At Midway Airport, 15 Seconds Seems Like Eternity

By Robert Mark on December 18th, 2007

It was snowing the other night when I arrived back at Chicago Midway from Washington DC on AirTran. The cabin was about as noisy as you might expect for a 9 PM arrival, people talking, a few reading lights blazing through the darkness.

I knew something however, that I doubted most of the other people realized. Tonight was just a day short of the two-year anniversary of the night a Southwest Airlines Boeing slid off the end of 31 Center at MDW on landing.

What I had always found simply mind boggling during the the various testimonies and even while reading the NTSB report of the accident later was the time delay in getting the thrust reversers – the buckets we call them – deployed to slow the Boeing.

The report said it took about 15 seconds from touchdown until the reversers opened. Anyone reading the report will figure out pretty quickly that all was not well in the cockpit that night. Whether is was the autobraking system or the reversers that did not work properly is tough to know for certain.

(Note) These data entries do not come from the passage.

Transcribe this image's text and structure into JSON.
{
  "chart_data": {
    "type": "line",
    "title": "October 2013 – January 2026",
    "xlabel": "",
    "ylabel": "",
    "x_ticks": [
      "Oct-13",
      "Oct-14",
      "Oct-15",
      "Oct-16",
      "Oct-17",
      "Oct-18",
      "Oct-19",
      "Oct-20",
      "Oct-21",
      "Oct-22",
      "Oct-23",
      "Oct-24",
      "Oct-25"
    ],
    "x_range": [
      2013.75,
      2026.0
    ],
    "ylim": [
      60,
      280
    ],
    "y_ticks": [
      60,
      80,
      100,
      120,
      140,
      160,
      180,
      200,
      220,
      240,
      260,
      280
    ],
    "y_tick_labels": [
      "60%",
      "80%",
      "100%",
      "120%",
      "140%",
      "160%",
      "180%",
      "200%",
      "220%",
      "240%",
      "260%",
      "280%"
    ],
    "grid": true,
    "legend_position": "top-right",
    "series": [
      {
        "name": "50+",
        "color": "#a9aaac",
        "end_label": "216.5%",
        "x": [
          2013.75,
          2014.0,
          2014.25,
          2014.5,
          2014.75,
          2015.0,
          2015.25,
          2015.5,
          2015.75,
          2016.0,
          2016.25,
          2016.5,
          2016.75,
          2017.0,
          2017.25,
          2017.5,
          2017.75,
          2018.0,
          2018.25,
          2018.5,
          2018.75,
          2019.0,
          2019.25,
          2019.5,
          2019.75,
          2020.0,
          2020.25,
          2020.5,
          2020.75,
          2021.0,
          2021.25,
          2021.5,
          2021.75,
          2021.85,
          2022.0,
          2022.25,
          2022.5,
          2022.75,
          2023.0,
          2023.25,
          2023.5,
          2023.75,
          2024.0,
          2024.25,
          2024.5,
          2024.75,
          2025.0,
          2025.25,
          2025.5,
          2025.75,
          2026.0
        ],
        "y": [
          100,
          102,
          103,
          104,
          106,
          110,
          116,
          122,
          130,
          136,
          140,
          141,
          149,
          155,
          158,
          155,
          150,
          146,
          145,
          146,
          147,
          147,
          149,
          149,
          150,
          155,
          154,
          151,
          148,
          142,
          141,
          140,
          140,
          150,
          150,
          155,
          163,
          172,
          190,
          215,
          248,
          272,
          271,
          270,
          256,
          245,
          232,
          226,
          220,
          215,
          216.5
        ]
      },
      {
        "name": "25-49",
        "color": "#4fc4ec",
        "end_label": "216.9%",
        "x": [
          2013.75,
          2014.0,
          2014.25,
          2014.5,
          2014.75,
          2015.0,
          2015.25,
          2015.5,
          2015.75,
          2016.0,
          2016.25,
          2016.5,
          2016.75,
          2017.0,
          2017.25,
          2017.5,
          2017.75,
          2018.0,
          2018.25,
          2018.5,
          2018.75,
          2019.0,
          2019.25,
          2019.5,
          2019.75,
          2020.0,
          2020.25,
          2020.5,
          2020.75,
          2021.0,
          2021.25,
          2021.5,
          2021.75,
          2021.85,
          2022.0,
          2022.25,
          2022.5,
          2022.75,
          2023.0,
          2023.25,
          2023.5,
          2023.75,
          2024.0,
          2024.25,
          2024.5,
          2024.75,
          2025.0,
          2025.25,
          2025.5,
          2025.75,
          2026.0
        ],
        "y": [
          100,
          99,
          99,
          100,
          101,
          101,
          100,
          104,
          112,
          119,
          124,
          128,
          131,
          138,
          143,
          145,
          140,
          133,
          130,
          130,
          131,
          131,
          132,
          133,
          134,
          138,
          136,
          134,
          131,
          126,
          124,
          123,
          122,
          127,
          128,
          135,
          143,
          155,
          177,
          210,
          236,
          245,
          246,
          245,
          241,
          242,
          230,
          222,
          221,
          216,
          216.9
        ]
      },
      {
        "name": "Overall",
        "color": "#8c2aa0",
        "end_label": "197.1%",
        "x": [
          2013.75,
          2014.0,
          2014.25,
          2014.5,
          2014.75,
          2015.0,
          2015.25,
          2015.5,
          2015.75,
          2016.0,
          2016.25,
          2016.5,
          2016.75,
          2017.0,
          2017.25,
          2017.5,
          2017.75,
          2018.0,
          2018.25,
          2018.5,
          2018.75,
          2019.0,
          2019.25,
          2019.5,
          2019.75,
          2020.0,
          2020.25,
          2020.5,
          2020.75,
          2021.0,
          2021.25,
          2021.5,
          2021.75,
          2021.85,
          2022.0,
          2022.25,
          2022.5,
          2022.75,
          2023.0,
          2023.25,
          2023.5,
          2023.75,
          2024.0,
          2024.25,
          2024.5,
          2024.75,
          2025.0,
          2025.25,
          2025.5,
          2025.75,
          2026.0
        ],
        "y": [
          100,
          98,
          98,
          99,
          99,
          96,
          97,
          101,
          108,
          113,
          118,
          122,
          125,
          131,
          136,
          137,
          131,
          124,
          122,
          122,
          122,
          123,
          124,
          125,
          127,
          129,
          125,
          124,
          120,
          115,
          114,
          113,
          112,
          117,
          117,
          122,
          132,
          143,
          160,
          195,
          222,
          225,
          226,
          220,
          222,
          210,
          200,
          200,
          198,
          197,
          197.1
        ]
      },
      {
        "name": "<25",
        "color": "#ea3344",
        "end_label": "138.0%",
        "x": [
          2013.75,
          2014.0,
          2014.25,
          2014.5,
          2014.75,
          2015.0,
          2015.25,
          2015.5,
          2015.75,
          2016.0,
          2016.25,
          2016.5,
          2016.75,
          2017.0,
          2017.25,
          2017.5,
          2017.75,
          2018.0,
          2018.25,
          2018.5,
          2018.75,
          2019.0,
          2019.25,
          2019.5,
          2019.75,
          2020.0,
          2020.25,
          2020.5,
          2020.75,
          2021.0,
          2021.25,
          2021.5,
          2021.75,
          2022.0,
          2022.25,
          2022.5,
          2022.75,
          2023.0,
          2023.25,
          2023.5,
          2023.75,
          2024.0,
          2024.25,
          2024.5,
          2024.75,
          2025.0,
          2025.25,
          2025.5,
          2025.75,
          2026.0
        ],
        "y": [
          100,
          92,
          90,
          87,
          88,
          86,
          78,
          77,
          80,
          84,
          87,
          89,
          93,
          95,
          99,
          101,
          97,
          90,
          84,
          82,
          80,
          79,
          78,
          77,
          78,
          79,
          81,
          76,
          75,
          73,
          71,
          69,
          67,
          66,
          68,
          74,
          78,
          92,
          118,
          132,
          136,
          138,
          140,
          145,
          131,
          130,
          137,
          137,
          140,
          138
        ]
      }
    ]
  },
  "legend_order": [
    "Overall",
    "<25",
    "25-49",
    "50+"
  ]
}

But as I’ve done on a number of other occasions flying into Midway on an airliner since the Southwest accident, I count off the seconds after touchdown just to see where we are when I make it to 15. In almost ever test, my mini-research project shows the aircraft practically turning off the active by the time I reach 15.

Tonight however, the runway was not dry. My guess is we broke out of an indefinite ceiling at about 400 feet in snow, the big heavy wet flakes too. Ahead on the taxiway I could see dozens of yellow lights atop the City of Chicago snow vehicles already plowing the parallel runway and taxiway.

It got very quiet in the cabin as we touched down. I barely had a chance to begin counting, “One one thousand, two …” before the buckets deployed on the AirTran Boeing 717. No fooling around here tonight, those thrust reversers slowed that airplane quickly, despite the snow on the surface. As we turned off the active, I had only made it to the number 11.

As a pilot, I cannot imagine the terror those two pilots experienced in the cockpit of the Southwest Boeing knowing the airplane was still too fast, but also realizing that nothing they were doing seemed able to avoid the inevitable.

There is no overlooking the tragedy of this accident however. A young boy on the ground died in the Midway accident that night. But for better or worse, the post accident system worked and changes were made to prevent the same thing from occurring again. It could all have been much worse.